Staatsform
Ein Verfassungskompromiss ist die Basis
Das libanesiche Demokratiemodell begann mit dem Ende der französischen Mandatszeit 1943. In einem ungeschriebenen Gentlemen's Agreement einigte sich die nach rascher Unabhängigkeit strebende libanesische Führung seinerzeit auf jenen Nationalpakt, der die Zedernrepublik im Grunde bis heute zusammenhält: Demnach ist der Präsident stets ein christlicher Maronit, die Schiiten stellen den Parlamentspräsidenten und ein Sunnit steht als Ministerpräsident an der Spitze der Regierung.
Zugleich verzichtete die damals noch eine Mehrheit der Bevölkerung vertretende, eng mit Frankreich verbundene christliche Führungsschicht im Nationalpakt darauf, weiter die Protektion westlicher Mächte zu suchen. Die muslimischen Repräsentanten wiederum versicherten, weder den Anschluss an Syrien noch an eine arabische Union zu betreiben - nach Jahrzehnten der Fremdherrschaft durch Osmanen und Franzosen sollte der Libanon endlich ein völlig unabhängiges Land sein, Teil der arabischen Welt zwar, jedoch mit einem "speziellen Charakter".
Der überkonfessionelle Verfassungskompromiss aber blieb brüchig. Schon 1958 kam es zu einem kurzen Bürgerkrieg, der erst durch die Intervention US-amerikanischer Einheiten beendet werden konnte. Lediglich die anderthalb Jahre danach waren gekennzeichnet von einer Phase relativer Stabilität - Investoren aus den Golf-Staaten, den USA und Europa nutzten Beirut als finanzielle Drehscheibe für die Profite aus der rasant anwachsenden Ölproduktion in der Region.
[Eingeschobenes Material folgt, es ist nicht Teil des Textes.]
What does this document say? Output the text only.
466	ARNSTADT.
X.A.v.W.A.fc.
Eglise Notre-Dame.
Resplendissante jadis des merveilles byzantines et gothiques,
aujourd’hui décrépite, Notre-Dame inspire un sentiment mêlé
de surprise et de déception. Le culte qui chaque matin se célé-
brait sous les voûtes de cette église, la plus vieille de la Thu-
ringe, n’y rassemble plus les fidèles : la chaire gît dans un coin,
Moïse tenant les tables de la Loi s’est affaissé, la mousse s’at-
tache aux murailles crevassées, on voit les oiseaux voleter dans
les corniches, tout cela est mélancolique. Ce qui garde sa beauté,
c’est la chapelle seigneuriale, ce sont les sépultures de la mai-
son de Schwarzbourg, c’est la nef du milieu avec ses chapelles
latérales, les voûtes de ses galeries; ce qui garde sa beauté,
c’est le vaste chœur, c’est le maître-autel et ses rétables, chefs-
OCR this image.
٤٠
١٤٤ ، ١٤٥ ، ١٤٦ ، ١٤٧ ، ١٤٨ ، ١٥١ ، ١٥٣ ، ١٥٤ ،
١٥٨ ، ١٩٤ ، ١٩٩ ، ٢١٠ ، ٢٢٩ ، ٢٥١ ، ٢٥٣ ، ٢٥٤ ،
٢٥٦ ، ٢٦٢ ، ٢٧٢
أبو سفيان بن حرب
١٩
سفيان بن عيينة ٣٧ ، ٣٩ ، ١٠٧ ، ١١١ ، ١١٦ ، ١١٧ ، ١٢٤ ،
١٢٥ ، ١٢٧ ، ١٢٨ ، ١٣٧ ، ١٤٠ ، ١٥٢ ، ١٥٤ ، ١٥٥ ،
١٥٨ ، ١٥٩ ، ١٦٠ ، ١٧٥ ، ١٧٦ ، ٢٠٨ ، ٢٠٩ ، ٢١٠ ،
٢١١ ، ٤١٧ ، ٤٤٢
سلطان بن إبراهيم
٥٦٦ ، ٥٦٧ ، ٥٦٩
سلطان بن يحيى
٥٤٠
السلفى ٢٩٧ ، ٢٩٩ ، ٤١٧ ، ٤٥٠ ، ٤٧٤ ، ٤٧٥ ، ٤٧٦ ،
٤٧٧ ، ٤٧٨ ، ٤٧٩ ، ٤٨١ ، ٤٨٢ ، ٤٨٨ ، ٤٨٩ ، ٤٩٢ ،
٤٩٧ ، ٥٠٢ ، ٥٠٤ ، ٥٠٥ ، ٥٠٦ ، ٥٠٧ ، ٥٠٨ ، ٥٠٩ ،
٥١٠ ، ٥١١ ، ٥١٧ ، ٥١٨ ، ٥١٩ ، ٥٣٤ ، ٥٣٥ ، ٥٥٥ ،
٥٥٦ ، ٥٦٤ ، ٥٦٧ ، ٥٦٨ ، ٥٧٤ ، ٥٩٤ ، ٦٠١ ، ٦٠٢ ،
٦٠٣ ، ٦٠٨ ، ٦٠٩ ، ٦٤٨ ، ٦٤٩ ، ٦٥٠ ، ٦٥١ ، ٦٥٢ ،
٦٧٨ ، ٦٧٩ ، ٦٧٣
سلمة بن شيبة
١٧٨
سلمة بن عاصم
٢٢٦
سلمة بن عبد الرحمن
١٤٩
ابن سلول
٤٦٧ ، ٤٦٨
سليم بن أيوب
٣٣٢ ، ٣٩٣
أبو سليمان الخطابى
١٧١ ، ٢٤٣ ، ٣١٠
Das florierende Bankenwesen bescherte dem heute knapp vier Millionen Einwohner großen Mittelmeeranrainer den Titel "Schweiz des Nahen Ostens".
Getrübt wurde der Aufschwung spätestens seit Ende der 1960er-Jahre durch Angriffe der Palästinensischen Befreiungsorganisation (PLO) auf israelisches Territorium - und die Vergeltungsschläge gegen den Südlibanon. Bestärkt durch die internationale Hochzeit linker Befreiungsbewegungen schlossen sich die mehrheitlich muslimisch dominierten Parteien am Vorabend des Bürgerkrieges 1975 mit der PLO zur "Nationalen Bewegung" zusammen. Ihr Gegner: eine von der maronitischen Kataeb-Partei geführte Allianz, die zumindest zeitweise die Errichtung eines christlichen Ministaates zum Ziel hatte.
Trotz vielfach wechselnder Bündnisse und bewaffneter innerkonfessioneller Konflikte änderte auch der Friedensvertrag von Taif 1989 die Machtverteilung nicht wesentlich: Lediglich die Befugnisse des maronitischen Präsidenten wurden beschränkt und im Parlament eine paritätische Verteilung christlicher und muslimischer Sitze vereinbart. Zugleich baute Syrien seine mit dem Einmarsch 1976 erworbene Stellung als Protektoratsmacht weiter aus: Bis zu den Präsidentenwahlen 2004, als der heutige Amtsinhaber Emile Lahoud ein zweites Mandat erhielt, konnte kein Staatsoberhaupt ohne vorherige Zustimmung aus Damaskus gewählt werden.
Seit der "Zedernrevolution" von Frühjahr 2005 jedoch, die den Abzug der syrischen Besatzungstruppen zur Folge hatte, ist die Situation verfahren. Die Grundformel libanesischer Politik, einen Konsens zu finden, der sowohl prosyrische wie antisyrische, christliche wie muslimische Abgeordnete zufrieden stellt, ist dadurch nicht einfacher geworden.